The knee made it through the weekend without pain, but many muscles in each leg were significantly worse for the wear, with burning, throbbing, soreness, and other complaints that I haven't heard in a long time. On Sunday I joined Liehann and Trang, who were pedaling a tandem, as we coasted out of the mountains to the ocean and then turned around to climb back out. Temperatures were pushing close to 90 degrees in the sun, which feels especially brutal in mid-October, and declines in my fitness manifested quickly. Still, I was so thrilled just to be outside and riding my bike that I had to consciously hold back not to chase my friends on flat stretches of road, and fight the urge to relieve the searing acid pain in my legs by standing out of the saddle to chase them up hills (Right now I have to sit at all times, a riding style I'm not accustomed to, and one I've learned leads to an angry butt and quads.) I was slow, out of shape, in a decent amount of non-injury-related pain ... and I was so happy!!!

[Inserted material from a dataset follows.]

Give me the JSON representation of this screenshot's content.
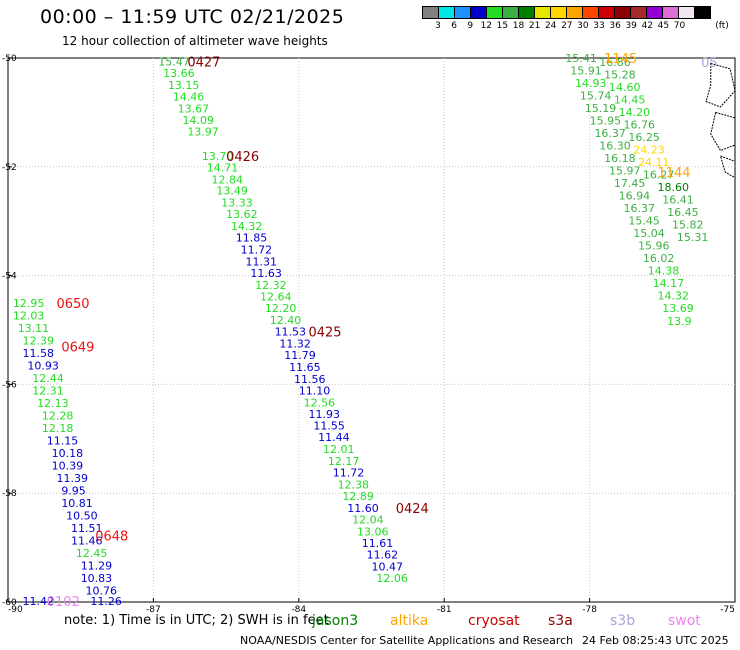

Today I had an appointment with an orthopedic massage therapist who both Beat and I like to visit when we need some realigning. He's very good. He said my whole leg was something of a mess, but worked out the tightness in my hips and demonstrated several physical therapy exercises I can do at home to strengthen the ligament-supporting tissues around my knee. This afternoon I pulled out my newly acquired yoga mat and did several sets of these exercises, along with some core work — the first day of a new strength-training regimen that I promised myself I'm going to stick with, this time.

Yes, this time I'm going to stick with tedious indoor exercises in the interest of building better balance and all-around strength. Actually, I'm quite excited about it. Of course, right now I still have that magical moment of recovery — the moment I can run again — as a still-unobtainable motivator on the horizon. That's really all I want — to move through the world, as often and for as long as I'm inclined, swift and graceful and free, without fall-induced injuries. Is that too much to ask?